経営理念は、会社の存在意義を基に経営者の経営に対する基本的な考え方を分かりやすく表現したものです。つまり、経営理念の核となっているのが会社の存在意義であり、ミッションなのです。この核に、現在の経営者のビジョン(未来像)や経営に対する基本的な考え方を肉付けすれば経営理念になります。

経営理念は経営者が従業員や取引先などの利害関係者に向けて表明するものです。つまり、利害関係者に対する約束表明事項です。したがって、非常に重要ですから、分かりやすく表現して伝わるようにするのです。

経営理念は会社の使命(ミッション)と経営者の未来像(ビジョン)を利害関係者に知ってもらい、経営に参加してもらうために、あるいは経営に協力してもらうためにあるのです。また、利害関係者の企業に対する求心力や忠誠心を高めるためにあるのです。これらが、経営理念を設定する目的です。

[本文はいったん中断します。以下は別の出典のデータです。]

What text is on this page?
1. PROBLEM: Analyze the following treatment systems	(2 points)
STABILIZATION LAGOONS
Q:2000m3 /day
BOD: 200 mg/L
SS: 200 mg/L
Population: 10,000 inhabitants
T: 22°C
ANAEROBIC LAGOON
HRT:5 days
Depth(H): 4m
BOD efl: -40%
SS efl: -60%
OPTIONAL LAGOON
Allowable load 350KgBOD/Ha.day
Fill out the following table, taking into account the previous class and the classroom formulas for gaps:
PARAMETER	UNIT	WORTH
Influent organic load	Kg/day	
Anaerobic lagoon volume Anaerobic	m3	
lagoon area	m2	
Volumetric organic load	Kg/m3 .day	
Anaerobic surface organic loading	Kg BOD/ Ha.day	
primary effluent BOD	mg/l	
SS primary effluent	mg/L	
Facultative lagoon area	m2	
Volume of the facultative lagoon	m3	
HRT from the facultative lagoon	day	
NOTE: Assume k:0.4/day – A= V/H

したがって、経営理念は経営者や従業員にとって精神的なよりどころとなり、愛社精神につながるものでなければなりません。また、顧客、取引先、株主、地域住民などからその会社を愛顧してもらえるようなものでなければなりません。したがって、企業経営にとって最も重要なものであり、会社の大黒柱なのです。

ですから、よく考えて、明確で、しかも分かりやすい表現にする必要があります。実際に、経営理念が明確になっていない、あるいは利害関係者に浸透していない企業では、その企業に対する信頼性が低くなり、従業員の離職率が高くなります。したがって、老舗企業や優良企業の経営理念を参考にして見直しして下さい。